Daylight Saving Time
The start and end times for Daylight Saving Time are taken from the current time zone data source and may not necessarily correspond exactly to the actual officially recognised times for the current year's time zone location. This data is maintained by ICANN. If you need to ensure that Daylight Saving Time behaves as specified for the current year, please make sure that data source selected by Doris is the latest ICANN published time zone data. See below for download access.
Information Update
Real-world time zone and daylight saving time data may change from time to time for a variety of reasons, and IANA periodically records these changes and updates the corresponding time zone files. If you want the time zone information in Doris to be up to date with the latest IANA data, do one of the followings:
- Use the Package Manager to update
Depending on the package manager used by the current operating system, you can update the time zone data directly using the corresponding command:
# yum
> sudo yum update tzdata
# apt
> sudo apt update tzdata
The data updated in this way is located under the system $TZDIR
(typically usr/share/zoneinfo
).
- pull the IANA time zone database manually (recommended)

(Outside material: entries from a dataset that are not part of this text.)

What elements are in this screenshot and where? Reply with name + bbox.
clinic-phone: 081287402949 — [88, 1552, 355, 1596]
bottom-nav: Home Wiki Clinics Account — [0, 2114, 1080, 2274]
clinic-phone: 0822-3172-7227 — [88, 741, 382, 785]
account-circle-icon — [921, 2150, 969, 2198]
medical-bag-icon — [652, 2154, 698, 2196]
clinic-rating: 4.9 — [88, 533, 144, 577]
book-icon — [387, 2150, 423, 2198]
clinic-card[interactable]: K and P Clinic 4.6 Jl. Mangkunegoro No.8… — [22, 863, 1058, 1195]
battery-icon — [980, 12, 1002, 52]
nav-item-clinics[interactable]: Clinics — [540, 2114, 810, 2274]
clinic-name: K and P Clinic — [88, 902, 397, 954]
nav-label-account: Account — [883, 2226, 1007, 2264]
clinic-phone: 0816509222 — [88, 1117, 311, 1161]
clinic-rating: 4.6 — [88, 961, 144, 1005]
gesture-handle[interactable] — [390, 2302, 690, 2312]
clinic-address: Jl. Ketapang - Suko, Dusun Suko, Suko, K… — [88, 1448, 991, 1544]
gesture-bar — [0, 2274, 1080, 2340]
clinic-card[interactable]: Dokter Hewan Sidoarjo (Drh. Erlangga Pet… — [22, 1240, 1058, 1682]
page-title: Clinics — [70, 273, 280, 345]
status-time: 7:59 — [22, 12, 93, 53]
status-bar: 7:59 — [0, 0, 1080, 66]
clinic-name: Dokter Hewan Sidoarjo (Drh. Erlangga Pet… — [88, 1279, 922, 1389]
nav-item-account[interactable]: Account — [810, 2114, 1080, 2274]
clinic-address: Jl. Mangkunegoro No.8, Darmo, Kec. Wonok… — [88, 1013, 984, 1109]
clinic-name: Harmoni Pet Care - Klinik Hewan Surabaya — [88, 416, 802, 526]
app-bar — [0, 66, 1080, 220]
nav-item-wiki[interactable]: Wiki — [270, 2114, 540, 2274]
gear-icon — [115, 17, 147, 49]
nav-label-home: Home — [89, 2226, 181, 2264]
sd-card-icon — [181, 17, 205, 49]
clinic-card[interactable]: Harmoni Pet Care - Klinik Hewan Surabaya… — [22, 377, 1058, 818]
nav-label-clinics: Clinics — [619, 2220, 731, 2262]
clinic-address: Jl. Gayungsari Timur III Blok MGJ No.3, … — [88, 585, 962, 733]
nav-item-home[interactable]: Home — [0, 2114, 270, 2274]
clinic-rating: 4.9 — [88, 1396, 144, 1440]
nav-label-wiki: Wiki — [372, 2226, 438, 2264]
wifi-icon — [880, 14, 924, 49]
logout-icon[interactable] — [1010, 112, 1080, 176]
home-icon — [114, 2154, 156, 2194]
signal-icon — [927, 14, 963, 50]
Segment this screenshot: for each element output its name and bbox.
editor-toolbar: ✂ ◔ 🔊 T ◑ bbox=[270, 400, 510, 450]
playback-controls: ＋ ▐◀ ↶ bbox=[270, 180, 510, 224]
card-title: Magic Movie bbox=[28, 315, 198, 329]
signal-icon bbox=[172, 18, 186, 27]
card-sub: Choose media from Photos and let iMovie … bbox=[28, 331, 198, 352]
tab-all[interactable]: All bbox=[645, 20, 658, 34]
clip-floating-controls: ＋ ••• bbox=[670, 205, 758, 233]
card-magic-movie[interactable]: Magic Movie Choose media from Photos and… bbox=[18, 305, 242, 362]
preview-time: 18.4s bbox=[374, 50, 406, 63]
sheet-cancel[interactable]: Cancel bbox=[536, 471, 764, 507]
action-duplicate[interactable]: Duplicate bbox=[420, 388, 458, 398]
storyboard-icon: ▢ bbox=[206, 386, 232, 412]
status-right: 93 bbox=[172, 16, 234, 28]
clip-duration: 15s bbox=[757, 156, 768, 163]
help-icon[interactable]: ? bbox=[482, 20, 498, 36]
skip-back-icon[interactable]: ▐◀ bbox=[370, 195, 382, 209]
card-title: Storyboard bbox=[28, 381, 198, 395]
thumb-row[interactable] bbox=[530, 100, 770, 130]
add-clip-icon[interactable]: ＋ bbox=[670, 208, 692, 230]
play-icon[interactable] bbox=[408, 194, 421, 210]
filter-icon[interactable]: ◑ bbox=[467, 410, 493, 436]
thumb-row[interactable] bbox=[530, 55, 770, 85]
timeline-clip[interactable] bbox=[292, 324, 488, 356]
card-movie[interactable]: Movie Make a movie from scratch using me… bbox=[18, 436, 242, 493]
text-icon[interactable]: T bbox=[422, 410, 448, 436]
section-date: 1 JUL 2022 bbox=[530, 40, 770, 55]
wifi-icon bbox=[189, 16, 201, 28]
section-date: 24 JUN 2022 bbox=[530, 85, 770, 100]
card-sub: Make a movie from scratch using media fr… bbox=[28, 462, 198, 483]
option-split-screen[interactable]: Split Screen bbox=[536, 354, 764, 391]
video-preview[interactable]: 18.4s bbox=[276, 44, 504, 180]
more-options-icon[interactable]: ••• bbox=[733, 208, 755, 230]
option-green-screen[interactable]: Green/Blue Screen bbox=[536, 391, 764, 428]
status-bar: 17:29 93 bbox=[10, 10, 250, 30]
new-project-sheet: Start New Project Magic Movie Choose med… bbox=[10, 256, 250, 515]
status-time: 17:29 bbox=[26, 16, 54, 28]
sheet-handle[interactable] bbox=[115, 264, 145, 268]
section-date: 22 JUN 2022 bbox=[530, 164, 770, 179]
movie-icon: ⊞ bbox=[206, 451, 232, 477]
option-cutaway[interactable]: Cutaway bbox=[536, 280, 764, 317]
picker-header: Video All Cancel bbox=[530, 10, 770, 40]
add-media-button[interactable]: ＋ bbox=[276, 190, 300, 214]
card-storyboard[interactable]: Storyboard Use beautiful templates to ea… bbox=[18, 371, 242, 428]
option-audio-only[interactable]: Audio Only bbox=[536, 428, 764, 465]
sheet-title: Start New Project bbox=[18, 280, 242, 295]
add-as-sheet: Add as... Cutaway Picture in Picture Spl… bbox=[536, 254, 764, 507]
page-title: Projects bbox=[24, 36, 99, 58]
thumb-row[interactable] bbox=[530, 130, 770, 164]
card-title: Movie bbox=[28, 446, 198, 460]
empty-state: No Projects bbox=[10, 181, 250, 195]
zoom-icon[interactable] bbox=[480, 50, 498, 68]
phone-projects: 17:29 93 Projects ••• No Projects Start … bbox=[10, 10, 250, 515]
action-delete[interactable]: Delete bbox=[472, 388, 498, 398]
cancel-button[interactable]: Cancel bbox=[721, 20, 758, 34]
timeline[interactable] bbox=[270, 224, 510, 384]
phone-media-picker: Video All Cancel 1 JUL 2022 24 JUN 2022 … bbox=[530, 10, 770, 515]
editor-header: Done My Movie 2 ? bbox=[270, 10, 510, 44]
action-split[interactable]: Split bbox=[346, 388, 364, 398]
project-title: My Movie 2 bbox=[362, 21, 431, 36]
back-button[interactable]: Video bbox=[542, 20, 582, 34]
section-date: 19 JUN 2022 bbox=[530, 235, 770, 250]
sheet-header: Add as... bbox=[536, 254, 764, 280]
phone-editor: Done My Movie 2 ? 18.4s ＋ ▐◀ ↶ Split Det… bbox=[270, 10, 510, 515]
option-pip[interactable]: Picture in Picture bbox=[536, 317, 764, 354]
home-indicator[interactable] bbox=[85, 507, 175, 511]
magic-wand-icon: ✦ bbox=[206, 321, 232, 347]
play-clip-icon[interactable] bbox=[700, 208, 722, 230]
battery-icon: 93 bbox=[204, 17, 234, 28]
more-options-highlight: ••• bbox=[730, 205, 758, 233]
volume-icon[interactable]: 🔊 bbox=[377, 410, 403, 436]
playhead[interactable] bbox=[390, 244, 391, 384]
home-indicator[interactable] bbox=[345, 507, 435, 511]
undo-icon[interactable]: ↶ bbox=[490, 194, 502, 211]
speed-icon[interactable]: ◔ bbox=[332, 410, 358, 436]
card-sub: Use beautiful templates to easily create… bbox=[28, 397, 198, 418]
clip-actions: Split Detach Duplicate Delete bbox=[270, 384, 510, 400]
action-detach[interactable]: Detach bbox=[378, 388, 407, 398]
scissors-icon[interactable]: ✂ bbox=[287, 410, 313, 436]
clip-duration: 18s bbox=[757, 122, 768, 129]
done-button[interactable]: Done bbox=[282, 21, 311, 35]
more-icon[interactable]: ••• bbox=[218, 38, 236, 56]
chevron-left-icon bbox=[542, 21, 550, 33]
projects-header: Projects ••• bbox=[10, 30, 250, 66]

Most Linux distributions have a package manager where tzdata is not synchronised in a timely manner. If the accuracy of the time zone data is important, you can pull the data published by IANA on a regular basis:
wget https://www.iana.org/time-zones/repository/tzdb-latest.tar.lz
Then generate the specific zoneinfo data according the README file in the extracted folder. The generated data should be copied to override $TZDIR
folder.
Please note that all the above operations must be restarted **on the corresponding BE to take effect after they are done on the BE machine.